米国でも大手3社が金融危機後に業績を伸ばし、2011年は最大手のダラー・ジェネラル(DG)が600店以上、2位のファミリー・ダラー(FDO)や3位のダラー・ツリー(DLTR)がいずれも300店という過去5年以上見られなかったハイペースで店舗数を増加。株価も市場平均を大幅に上回るパフォーマンスとなっています。

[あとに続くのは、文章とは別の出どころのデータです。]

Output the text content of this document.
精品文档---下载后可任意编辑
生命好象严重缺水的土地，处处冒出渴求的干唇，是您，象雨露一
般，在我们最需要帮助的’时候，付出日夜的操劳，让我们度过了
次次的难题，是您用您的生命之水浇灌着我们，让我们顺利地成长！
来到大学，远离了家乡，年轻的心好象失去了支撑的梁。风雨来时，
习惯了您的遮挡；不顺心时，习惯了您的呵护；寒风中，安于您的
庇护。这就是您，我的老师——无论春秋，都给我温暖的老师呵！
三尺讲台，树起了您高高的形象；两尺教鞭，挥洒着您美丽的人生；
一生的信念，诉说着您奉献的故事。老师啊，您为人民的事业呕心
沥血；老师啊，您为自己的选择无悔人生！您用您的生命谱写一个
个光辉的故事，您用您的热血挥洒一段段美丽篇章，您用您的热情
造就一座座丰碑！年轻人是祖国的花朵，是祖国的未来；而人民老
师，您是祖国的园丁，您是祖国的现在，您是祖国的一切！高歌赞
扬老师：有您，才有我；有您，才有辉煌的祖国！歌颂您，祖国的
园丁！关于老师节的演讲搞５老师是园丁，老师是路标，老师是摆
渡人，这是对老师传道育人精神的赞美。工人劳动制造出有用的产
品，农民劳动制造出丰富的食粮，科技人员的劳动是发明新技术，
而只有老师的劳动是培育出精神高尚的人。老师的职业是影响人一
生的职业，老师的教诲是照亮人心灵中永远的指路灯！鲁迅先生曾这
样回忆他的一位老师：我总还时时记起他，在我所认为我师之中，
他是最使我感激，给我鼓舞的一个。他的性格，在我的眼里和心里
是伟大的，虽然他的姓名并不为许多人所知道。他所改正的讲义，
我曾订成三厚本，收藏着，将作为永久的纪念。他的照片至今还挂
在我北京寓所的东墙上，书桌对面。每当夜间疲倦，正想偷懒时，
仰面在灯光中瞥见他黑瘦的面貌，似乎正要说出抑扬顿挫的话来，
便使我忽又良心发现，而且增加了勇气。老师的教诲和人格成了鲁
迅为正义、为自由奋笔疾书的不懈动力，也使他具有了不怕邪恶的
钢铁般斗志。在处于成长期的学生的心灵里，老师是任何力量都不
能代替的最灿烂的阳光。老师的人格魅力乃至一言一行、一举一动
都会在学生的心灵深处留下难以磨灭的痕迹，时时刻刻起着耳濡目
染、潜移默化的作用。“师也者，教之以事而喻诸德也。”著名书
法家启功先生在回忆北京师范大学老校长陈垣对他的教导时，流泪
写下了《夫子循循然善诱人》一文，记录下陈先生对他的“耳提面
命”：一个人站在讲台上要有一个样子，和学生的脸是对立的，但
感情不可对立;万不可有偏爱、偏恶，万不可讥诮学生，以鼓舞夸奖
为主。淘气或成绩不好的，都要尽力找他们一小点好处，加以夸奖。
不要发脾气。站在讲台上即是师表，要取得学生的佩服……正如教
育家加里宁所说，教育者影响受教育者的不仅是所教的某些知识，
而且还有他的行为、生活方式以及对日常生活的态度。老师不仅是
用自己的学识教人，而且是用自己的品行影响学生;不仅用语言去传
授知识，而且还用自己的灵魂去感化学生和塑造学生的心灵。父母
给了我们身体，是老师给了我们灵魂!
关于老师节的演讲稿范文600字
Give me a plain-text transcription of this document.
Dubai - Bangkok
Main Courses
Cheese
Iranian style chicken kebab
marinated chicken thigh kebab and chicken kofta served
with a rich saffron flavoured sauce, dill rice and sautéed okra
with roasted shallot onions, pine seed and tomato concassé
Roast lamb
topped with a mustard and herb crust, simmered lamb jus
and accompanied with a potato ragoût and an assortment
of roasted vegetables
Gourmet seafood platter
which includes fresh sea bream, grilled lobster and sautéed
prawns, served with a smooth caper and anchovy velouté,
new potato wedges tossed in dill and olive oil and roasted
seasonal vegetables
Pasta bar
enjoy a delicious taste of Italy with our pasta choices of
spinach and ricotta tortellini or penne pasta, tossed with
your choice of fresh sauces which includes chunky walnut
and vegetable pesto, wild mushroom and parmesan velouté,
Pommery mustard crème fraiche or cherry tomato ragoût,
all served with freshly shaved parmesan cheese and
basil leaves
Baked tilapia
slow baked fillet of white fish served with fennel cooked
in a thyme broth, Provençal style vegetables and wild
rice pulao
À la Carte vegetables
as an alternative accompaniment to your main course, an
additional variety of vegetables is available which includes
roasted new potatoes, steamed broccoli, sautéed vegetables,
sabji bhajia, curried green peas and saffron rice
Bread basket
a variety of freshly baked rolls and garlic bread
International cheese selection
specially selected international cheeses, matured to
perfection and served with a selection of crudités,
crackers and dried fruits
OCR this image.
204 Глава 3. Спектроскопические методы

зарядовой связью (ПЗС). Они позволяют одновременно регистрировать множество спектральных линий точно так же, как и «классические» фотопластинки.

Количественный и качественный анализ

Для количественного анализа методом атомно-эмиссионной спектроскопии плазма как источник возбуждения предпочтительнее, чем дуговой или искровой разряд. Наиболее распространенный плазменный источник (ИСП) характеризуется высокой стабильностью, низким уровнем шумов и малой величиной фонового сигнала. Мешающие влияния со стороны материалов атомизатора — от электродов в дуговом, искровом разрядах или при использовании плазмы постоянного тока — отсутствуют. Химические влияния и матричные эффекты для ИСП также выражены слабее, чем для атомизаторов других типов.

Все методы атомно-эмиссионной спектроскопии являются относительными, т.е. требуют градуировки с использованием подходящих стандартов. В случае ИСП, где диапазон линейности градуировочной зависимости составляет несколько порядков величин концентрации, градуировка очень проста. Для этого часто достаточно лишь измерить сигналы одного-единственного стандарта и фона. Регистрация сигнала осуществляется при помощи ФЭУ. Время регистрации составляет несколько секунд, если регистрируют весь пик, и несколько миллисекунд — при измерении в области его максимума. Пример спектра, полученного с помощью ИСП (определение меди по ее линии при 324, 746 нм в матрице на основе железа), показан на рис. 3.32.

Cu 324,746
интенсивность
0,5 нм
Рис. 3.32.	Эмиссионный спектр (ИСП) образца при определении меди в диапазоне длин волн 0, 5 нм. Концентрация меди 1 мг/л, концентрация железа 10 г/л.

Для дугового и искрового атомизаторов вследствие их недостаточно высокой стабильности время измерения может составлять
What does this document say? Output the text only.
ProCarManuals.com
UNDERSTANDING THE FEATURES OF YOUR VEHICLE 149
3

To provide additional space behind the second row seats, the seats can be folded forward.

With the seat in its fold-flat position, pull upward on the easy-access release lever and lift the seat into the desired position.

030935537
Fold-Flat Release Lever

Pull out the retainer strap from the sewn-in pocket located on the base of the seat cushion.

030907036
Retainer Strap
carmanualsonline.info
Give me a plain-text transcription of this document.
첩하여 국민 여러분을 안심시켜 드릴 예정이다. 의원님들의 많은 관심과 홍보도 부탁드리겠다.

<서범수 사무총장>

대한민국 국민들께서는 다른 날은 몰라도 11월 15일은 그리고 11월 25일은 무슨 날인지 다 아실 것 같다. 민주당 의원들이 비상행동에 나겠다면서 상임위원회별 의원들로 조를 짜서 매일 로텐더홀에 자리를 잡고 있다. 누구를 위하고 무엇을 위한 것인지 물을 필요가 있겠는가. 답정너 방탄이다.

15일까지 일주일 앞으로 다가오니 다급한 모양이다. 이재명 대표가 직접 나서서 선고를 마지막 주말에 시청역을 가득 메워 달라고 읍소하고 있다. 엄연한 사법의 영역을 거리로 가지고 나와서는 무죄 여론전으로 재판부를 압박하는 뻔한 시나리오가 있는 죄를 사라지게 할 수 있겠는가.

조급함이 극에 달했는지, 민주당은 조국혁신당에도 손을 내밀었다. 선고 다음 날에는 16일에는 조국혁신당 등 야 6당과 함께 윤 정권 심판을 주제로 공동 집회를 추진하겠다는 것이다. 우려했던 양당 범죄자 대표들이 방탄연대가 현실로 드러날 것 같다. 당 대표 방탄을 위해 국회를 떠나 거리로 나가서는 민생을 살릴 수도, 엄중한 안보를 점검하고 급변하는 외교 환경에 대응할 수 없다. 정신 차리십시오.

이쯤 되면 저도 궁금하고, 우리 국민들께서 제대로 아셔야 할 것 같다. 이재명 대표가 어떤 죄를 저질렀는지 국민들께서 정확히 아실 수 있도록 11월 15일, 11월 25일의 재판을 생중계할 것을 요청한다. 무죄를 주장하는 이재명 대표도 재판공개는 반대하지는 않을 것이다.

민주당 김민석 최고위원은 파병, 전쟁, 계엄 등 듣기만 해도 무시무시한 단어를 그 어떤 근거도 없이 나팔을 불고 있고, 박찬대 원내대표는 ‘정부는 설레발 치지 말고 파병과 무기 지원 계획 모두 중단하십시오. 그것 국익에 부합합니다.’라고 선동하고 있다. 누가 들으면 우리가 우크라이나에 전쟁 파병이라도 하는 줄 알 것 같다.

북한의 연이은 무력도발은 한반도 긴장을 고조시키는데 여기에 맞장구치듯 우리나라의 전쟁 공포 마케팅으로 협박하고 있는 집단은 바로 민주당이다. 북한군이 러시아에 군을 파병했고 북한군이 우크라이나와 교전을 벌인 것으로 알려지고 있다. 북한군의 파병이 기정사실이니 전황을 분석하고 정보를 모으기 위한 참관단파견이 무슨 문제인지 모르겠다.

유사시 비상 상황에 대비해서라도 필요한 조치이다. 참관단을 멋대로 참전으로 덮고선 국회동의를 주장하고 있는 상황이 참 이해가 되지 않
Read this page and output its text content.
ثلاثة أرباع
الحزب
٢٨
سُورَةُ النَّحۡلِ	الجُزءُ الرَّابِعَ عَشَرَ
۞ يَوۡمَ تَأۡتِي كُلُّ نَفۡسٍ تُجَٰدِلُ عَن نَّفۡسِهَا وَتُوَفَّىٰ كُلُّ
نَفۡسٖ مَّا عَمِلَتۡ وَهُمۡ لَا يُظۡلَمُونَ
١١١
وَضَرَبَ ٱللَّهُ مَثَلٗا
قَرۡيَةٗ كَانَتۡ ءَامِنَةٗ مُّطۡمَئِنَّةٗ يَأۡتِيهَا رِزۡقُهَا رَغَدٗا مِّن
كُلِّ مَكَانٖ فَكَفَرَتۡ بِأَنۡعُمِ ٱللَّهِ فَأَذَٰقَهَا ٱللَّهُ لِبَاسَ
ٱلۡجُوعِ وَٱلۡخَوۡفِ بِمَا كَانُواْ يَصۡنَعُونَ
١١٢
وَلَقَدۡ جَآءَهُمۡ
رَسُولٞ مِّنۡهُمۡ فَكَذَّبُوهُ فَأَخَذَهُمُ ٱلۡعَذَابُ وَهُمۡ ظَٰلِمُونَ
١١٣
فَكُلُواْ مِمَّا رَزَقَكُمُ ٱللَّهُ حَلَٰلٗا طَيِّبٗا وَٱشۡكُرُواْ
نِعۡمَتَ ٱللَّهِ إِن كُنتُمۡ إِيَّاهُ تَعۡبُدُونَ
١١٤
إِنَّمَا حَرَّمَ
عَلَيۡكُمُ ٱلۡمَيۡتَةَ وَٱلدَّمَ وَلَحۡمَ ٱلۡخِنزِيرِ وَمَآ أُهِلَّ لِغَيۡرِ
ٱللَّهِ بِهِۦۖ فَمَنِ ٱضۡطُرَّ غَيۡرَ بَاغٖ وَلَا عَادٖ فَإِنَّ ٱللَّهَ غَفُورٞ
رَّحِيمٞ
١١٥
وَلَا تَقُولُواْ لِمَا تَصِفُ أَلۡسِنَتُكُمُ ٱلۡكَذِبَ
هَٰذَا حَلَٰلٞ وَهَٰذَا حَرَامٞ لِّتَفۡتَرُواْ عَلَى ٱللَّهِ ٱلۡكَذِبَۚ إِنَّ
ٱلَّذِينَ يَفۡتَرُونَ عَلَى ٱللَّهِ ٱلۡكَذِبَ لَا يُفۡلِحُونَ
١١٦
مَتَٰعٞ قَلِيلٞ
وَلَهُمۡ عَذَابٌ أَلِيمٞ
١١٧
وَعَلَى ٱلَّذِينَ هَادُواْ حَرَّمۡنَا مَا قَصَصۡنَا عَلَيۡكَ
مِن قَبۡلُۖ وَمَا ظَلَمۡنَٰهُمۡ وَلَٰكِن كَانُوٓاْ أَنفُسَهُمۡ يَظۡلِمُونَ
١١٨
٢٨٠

その背景には、やはり長引く雇用環境の悪化が挙げられます。米国の失業率はオバマ大統領就任後に何ら改善されず、依然として8.6%という高水準。しかもこれは現在、求職中の人のみをカウントした数字であり、すでに職探しを諦めた人の数は含まれておらず、それも含めると失業率は16%を超えるとも見られる最悪な状態にあります。特にもともと低所得者だった人ほど失業率が高くなっており、そうした人々のディスカウント店に対するニーズは日に日に強まっているわけです。
実は、この動きには米国で最も成功した投資家であるウォーレン・バフェット氏も注目しているようで、同氏が率いる投資会社・バークシャーハサウェイは2011年第2四半期に最大手のDGの株式を取得し、第3四半期にも買い増しするほど。世界的な不況はまだまだ長引く雲行きですから、著名な投資家が熱い視線を送るこのトレンドは注目に値するのではないでしょうか。